KUALA LUMPUR (The Star/Asia News Network) - All 15 suspected militants linked to the Islamic State in Iraq and Syria (ISIS) arrested over last month's bomb attack at a nightclub in Puchong, Selangor are from the northern Malaysian state of Kedah.
The terror group carried out its first successful attack in Malaysia last month, with two men on a motorcycle throwing an explosive device into the Movida Nightclub in Puchong, injuring a dozen people.
But Bukit Aman Special Branch Counter Terrorism Division head Senior Asst Comm Datuk Ayob Khan insisted the state was not a factor in the spread of ISIS' extremist ideology.
"Unlike [regional terror network] Jemaah Islamiyah, ISIS spread their teachings through social media.
"They rely less on usra (talks) and more on technology to communicate and indoctrinate their followers," he told The Star on Saturday (July 23).
While JI elements mainly operate from Johor, Selangor, Negri Sembilan and Sabah, SAC Ayob said ISIS recruitment was much more widespread.
He said since 2013, 229 suspected militants including 29 foreigners had been detained, while 90 Malaysians were known to have gone to Syria, of whom 21 had died and eight had returned.
"ISIS targets troubled people, who are easily swayed with their own twisted version of Islam," he said.
Among the foreigners detained, 15 were from Indonesia, five from Iraq, and two each from the Philippines and Russia.
On fugitive militant is Dr Mahmud Ahmad, who fled to southern Philippines.
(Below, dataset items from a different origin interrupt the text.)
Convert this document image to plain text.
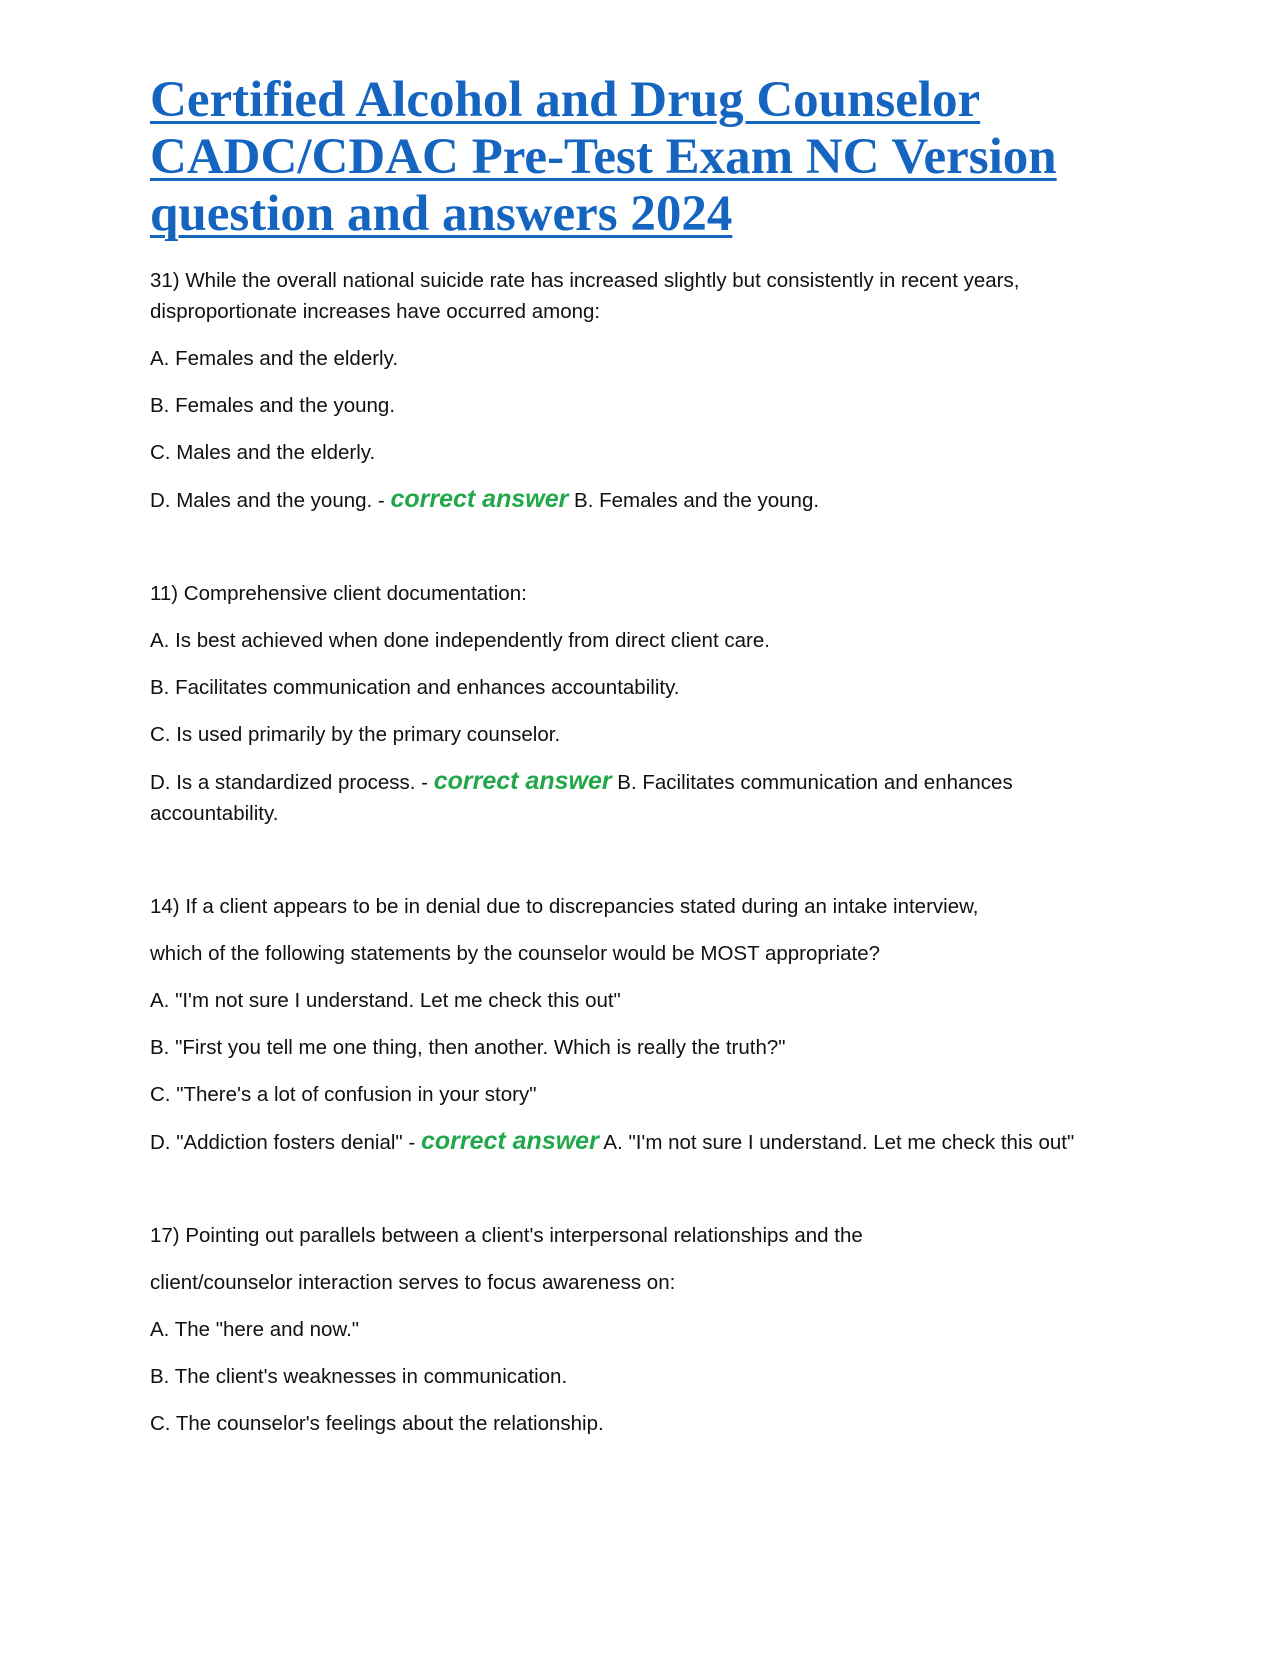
Certified Alcohol and Drug Counselor
CADC/CDAC Pre-Test Exam NC Version
question and answers 2024

31) While the overall national suicide rate has increased slightly but consistently in recent years,

disproportionate increases have occurred among:

A. Females and the elderly.

B. Females and the young.

C. Males and the elderly.

D. Males and the young. - correct answer B. Females and the young.

11) Comprehensive client documentation:

A. Is best achieved when done independently from direct client care.

B. Facilitates communication and enhances accountability.

C. Is used primarily by the primary counselor.

D. Is a standardized process. - correct answer B. Facilitates communication and enhances accountability.

14) If a client appears to be in denial due to discrepancies stated during an intake interview,

which of the following statements by the counselor would be MOST appropriate?

A. "I'm not sure I understand. Let me check this out"

B. "First you tell me one thing, then another. Which is really the truth?"

C. "There's a lot of confusion in your story"

D. "Addiction fosters denial" - correct answer A. "I'm not sure I understand. Let me check this out"

17) Pointing out parallels between a client's interpersonal relationships and the

client/counselor interaction serves to focus awareness on:

A. The "here and now."

B. The client's weaknesses in communication.

C. The counselor's feelings about the relationship.
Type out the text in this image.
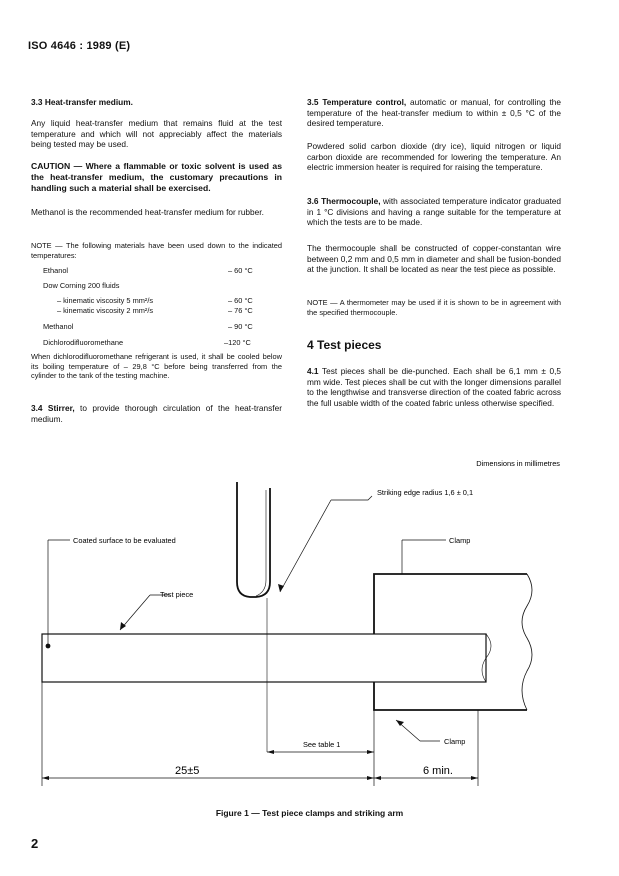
ISO 4646 : 1989 (E)

3.3 Heat-transfer medium.

Any liquid heat-transfer medium that remains fluid at the test temperature and which will not appreciably affect the materials being tested may be used.

CAUTION — Where a flammable or toxic solvent is used as the heat-transfer medium, the customary precautions in handling such a material shall be exercised.

Methanol is the recommended heat-transfer medium for rubber.

NOTE — The following materials have been used down to the indicated temperatures:

Ethanol	– 60 °C
Dow Corning 200 fluids
– kinematic viscosity 5 mm²/s	– 60 °C
– kinematic viscosity 2 mm²/s	– 76 °C
Methanol	– 90 °C
Dichlorodifluoromethane	–120 °C

When dichlorodifluoromethane refrigerant is used, it shall be cooled below its boiling temperature of – 29,8 °C before being transferred from the cylinder to the tank of the testing machine.

3.4 Stirrer, to provide thorough circulation of the heat-transfer medium.

3.5 Temperature control, automatic or manual, for controlling the temperature of the heat-transfer medium to within ± 0,5 °C of the desired temperature.

Powdered solid carbon dioxide (dry ice), liquid nitrogen or liquid carbon dioxide are recommended for lowering the temperature. An electric immersion heater is required for raising the temperature.

3.6 Thermocouple, with associated temperature indicator graduated in 1 °C divisions and having a range suitable for the temperature at which the tests are to be made.

The thermocouple shall be constructed of copper-constantan wire between 0,2 mm and 0,5 mm in diameter and shall be fusion-bonded at the junction. It shall be located as near the test piece as possible.

NOTE — A thermometer may be used if it is shown to be in agreement with the specified thermocouple.

4 Test pieces

4.1 Test pieces shall be die-punched. Each shall be 6,1 mm ± 0,5 mm wide. Test pieces shall be cut with the longer dimensions parallel to the lengthwise and transverse direction of the coated fabric across the full usable width of the coated fabric unless otherwise specified.

Dimensions in millimetres
Striking edge radius 1,6 ± 0,1
Coated surface to be evaluated	Clamp
Test piece
See table 1	Clamp
25±5	6 min.
Figure 1 — Test piece clamps and striking arm
2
SAC Ayob said he was still in Basilan.
"We believe he was responsible for several articles published in the ISIS newsletter Al-Fatihin. He is expanding ISIS propaganda through his writings," he said, referring to the publication banned last week by Singapore.
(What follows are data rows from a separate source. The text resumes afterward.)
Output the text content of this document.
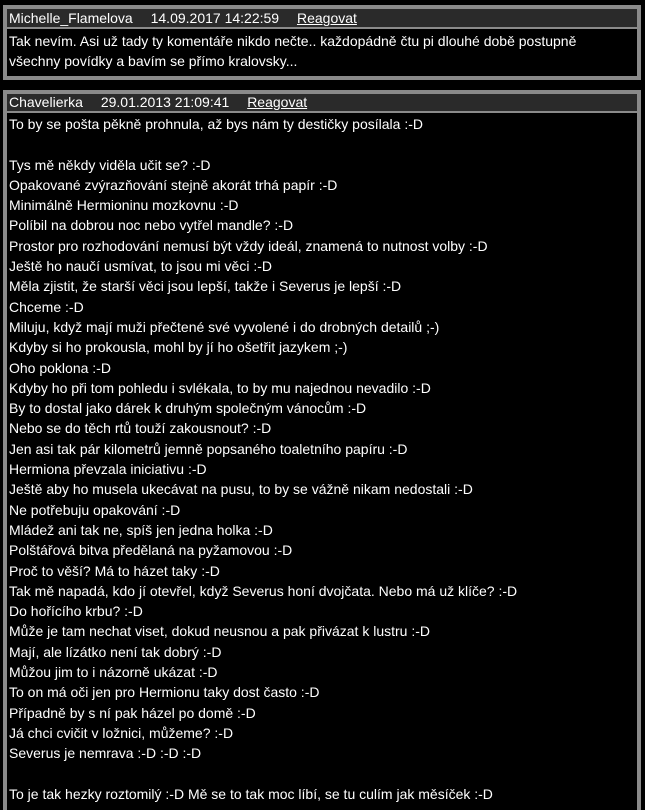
Michelle_Flamelova 14.09.2017 14:22:59 Reagovat
Tak nevím. Asi už tady ty komentáře nikdo nečte.. každopádně čtu pi dlouhé době postupně
všechny povídky a bavím se přímo kralovsky...
Chavelierka 29.01.2013 21:09:41 Reagovat
To by se pošta pěkně prohnula, až bys nám ty destičky posílala :-D
Tys mě někdy viděla učit se? :-D
Opakované zvýrazňování stejně akorát trhá papír :-D
Minimálně Hermioninu mozkovnu :-D
Políbil na dobrou noc nebo vytřel mandle? :-D
Prostor pro rozhodování nemusí být vždy ideál, znamená to nutnost volby :-D
Ještě ho naučí usmívat, to jsou mi věci :-D
Měla zjistit, že starší věci jsou lepší, takže i Severus je lepší :-D
Chceme :-D
Miluju, když mají muži přečtené své vyvolené i do drobných detailů ;-)
Kdyby si ho prokousla, mohl by jí ho ošetřit jazykem ;-)
Oho poklona :-D
Kdyby ho při tom pohledu i svlékala, to by mu najednou nevadilo :-D
By to dostal jako dárek k druhým společným vánocům :-D
Nebo se do těch rtů touží zakousnout? :-D
Jen asi tak pár kilometrů jemně popsaného toaletního papíru :-D
Hermiona převzala iniciativu :-D
Ještě aby ho musela ukecávat na pusu, to by se vážně nikam nedostali :-D
Ne potřebuju opakování :-D
Mládež ani tak ne, spíš jen jedna holka :-D
Polštářová bitva předělaná na pyžamovou :-D
Proč to věší? Má to házet taky :-D
Tak mě napadá, kdo jí otevřel, když Severus honí dvojčata. Nebo má už klíče? :-D
Do hořícího krbu? :-D
Může je tam nechat viset, dokud neusnou a pak přivázat k lustru :-D
Mají, ale lízátko není tak dobrý :-D
Můžou jim to i názorně ukázat :-D
To on má oči jen pro Hermionu taky dost často :-D
Případně by s ní pak házel po domě :-D
Já chci cvičit v ložnici, můžeme? :-D
Severus je nemrava :-D :-D :-D
To je tak hezky roztomilý :-D Mě se to tak moc líbí, se tu culím jak měsíček :-D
Since 2013, Perak has had the highest number of arrested suspected militants, at 33.
Kuala Lumpur has had 28, Johor 20, Negri Sembilan and Selangor have 13 each, Kelantan 11 and Sabah 10.
"Unlike JI, ISIS fooled their followers into believing that they were 'reuniting' Muslims under the salafi Jihadi teachings. They selected certain verses from the Quran to recruit followers," he said.
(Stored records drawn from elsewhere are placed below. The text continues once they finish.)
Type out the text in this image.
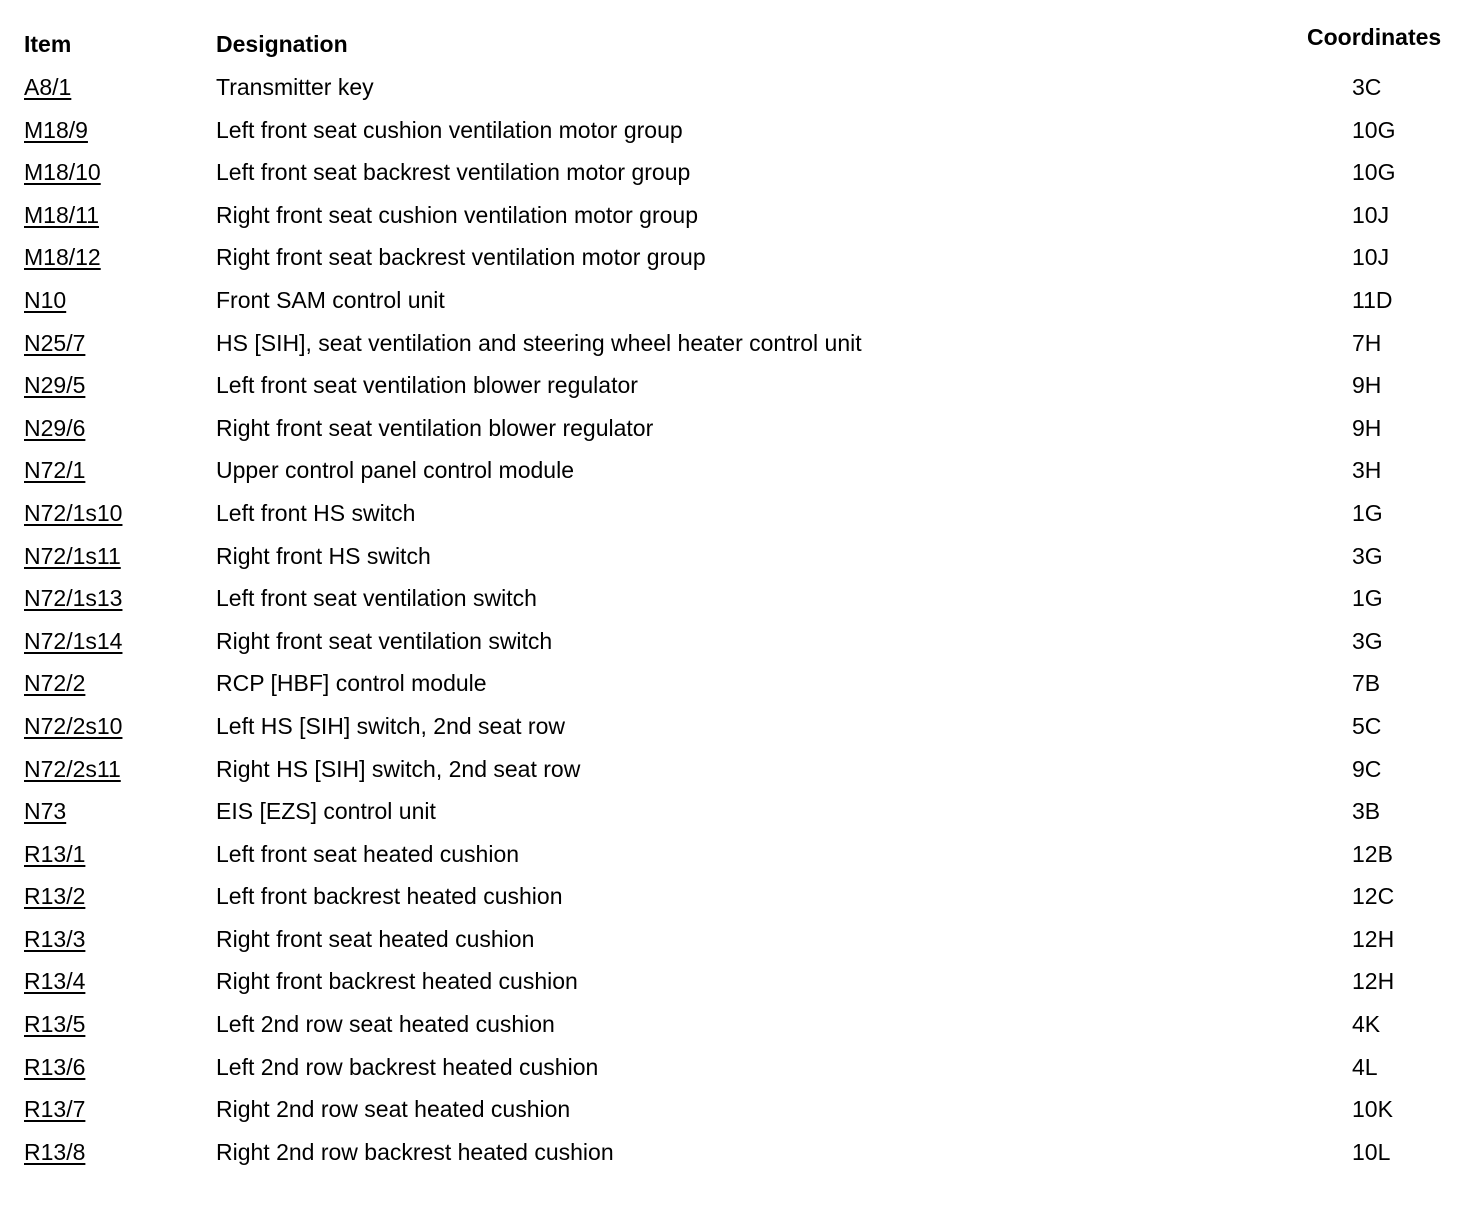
Item	Designation	Coordinates
A8/1	Transmitter key	3C
M18/9	Left front seat cushion ventilation motor group	10G
M18/10	Left front seat backrest ventilation motor group	10G
M18/11	Right front seat cushion ventilation motor group	10J
M18/12	Right front seat backrest ventilation motor group	10J
N10	Front SAM control unit	11D
N25/7	HS [SIH], seat ventilation and steering wheel heater control unit	7H
N29/5	Left front seat ventilation blower regulator	9H
N29/6	Right front seat ventilation blower regulator	9H
N72/1	Upper control panel control module	3H
N72/1s10	Left front HS switch	1G
N72/1s11	Right front HS switch	3G
N72/1s13	Left front seat ventilation switch	1G
N72/1s14	Right front seat ventilation switch	3G
N72/2	RCP [HBF] control module	7B
N72/2s10	Left HS [SIH] switch, 2nd seat row	5C
N72/2s11	Right HS [SIH] switch, 2nd seat row	9C
N73	EIS [EZS] control unit	3B
R13/1	Left front seat heated cushion	12B
R13/2	Left front backrest heated cushion	12C
R13/3	Right front seat heated cushion	12H
R13/4	Right front backrest heated cushion	12H
R13/5	Left 2nd row seat heated cushion	4K
R13/6	Left 2nd row backrest heated cushion	4L
R13/7	Right 2nd row seat heated cushion	10K
R13/8	Right 2nd row backrest heated cushion	10L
Lately, more Malaysian militants have put up videos threatening Malaysian authorities and the Government.
"The videos are meant for them to show their so-called might and relevance within ISIS.
"However, I feel it is more of a recruitment drive," he said.
The videos included one which showed the terror group's goal of setting up a nusantara ISIS involving Malaysia, Indonesia and the Philippines.
"However, they lack the ability to be fully operational in the region given our constant enforcement effort," he said.
The fear remained, however, that the number of Malaysians joining ISIS could be increasing, added SAC Ayob.